We were both invited to join these big shot millionaires for breakfast on the morning of the meeting. So here we were, eating in the elegant dining room where this exclusive club had their meetings, a place where one could be admitted by invitation only. I was wearing my ordinary street clothes, wanting to look the part of a homeless person.

The panel assembled while I was still eating my lukewarm hash-browns. We had been surprised that the quality of the food was somewhat inferior to what a millionaire would expect to eat for breakfast, though none of these people seemed to mind. We were somewhat less surprised to see how sadly misinformed they were on the homeless situation. One of the men on the panel had compiled some data which he proceeded to feed to this half-awake audience, and his speech was full of incorrect information.

For one thing, he claimed that Eugene was the only city in Oregon that had a camping ban (implying that the rest of the state was still utterly defenseless against the vicious attacks of all those homeless marauders.) I heckled him from my seat: "That's not true--Portland has one too." (I ought to know--I had gotten a camping citation there myself years before!) He took note of the correction, then proceeded to rattle off a whole string of bogus statistics as to what percentages of the homeless were mentally ill, drug-addicted, or otherwise helpless or dangerous.
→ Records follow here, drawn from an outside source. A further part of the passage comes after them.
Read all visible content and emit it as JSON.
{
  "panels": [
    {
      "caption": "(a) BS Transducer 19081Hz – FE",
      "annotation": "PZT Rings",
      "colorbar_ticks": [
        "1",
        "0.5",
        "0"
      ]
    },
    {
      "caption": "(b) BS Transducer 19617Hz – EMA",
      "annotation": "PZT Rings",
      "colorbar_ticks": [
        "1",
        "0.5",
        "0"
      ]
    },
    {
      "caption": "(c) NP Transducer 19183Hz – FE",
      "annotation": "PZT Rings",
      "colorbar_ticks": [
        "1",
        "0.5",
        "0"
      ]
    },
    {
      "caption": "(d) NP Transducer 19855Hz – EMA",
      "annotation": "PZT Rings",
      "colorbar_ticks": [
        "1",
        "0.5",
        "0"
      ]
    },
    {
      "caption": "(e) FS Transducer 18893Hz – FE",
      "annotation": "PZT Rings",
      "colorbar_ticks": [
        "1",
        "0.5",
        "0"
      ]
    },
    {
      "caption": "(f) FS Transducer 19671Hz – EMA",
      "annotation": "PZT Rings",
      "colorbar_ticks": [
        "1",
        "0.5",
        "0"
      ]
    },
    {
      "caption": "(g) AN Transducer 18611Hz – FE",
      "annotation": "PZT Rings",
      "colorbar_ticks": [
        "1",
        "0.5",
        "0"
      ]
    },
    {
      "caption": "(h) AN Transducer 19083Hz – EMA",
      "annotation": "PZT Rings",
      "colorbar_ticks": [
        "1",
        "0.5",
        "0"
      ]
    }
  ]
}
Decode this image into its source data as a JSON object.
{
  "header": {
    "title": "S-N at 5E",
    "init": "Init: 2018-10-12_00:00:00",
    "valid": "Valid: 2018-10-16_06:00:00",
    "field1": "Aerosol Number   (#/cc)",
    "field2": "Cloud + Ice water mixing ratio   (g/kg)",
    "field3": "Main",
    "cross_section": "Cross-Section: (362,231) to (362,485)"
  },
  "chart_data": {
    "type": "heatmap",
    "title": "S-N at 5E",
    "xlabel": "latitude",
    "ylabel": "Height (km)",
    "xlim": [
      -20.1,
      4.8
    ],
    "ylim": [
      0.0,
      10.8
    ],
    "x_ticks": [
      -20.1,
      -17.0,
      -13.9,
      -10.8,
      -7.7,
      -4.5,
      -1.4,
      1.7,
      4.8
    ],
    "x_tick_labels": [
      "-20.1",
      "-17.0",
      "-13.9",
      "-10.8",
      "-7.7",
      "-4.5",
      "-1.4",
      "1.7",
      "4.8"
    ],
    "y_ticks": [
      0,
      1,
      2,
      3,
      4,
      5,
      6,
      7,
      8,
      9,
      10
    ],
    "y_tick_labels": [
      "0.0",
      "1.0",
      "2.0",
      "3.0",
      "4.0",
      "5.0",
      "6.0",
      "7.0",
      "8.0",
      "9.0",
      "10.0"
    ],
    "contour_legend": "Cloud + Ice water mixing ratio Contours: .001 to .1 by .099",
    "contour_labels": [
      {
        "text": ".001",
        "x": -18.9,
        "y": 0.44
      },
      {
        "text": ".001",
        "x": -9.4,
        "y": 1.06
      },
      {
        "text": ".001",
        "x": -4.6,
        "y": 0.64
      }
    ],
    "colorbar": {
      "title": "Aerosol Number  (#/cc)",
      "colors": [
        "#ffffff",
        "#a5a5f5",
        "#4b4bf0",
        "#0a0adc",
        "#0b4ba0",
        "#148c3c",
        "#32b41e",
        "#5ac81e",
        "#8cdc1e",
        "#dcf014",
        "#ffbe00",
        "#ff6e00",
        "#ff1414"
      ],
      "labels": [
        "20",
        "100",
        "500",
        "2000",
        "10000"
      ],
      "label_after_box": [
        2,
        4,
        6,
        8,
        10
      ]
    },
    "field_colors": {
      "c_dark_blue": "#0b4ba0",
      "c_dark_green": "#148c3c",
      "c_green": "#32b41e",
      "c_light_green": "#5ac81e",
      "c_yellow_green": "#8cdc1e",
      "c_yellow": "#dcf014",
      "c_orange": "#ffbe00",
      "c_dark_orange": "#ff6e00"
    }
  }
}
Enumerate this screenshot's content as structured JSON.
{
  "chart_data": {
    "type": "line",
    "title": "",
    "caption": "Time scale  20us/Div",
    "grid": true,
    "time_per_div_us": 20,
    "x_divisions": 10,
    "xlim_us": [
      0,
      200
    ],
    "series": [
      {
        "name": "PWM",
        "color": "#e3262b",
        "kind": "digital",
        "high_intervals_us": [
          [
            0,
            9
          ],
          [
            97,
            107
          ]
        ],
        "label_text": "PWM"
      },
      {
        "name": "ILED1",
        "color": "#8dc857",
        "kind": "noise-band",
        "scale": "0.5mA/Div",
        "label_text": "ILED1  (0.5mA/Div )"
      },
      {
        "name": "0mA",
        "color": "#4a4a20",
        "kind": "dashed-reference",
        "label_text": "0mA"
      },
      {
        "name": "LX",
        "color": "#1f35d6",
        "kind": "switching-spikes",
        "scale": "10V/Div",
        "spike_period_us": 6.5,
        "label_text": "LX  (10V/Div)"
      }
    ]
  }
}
I don't know where he had gotten these figures--maybe from
Reader's Digest.

I sat there shaking my head in disgust, but at the same time I noticed that the majority of this sleepy-faced breakfast crowd weren't even listening. They obviously had no burning interest in the homeless issue; this was merely a show that they were taking in as casual entertainment while warming up for another day of big real-estate deals.

When it was John's turn to speak he stood up and asked the audience, "How many of you know what a land trust is?" Very few raised their hands. It still appeared that only a minority of them were actually listening with anything other than boredom as he spun out his proposal.

All in all, the effects of this entire presentation were quite comical. Here were all these people who supposedly controlled Eugene with their wealth and power, and John was treating them like elementary school students as he asked them questions to test their knowledge of basic math and such. It was utterly amazing how little they seemed to know even about certain real estate transactions that were supposedly their own bread and butter. Furthermore, they didn't even appear to take offense at being made to look like fools in this way!

What had been accomplished by this "meeting of the minds", if anything, we weren't quite sure. It was probable that someone had taken note of the idea for a land trust, to be worked on at some future time. But we still had a more immediate concern on our minds: the end of June was rapidly approaching and the City Council still hadn't decided what would be done with the homeless out there in the boonies.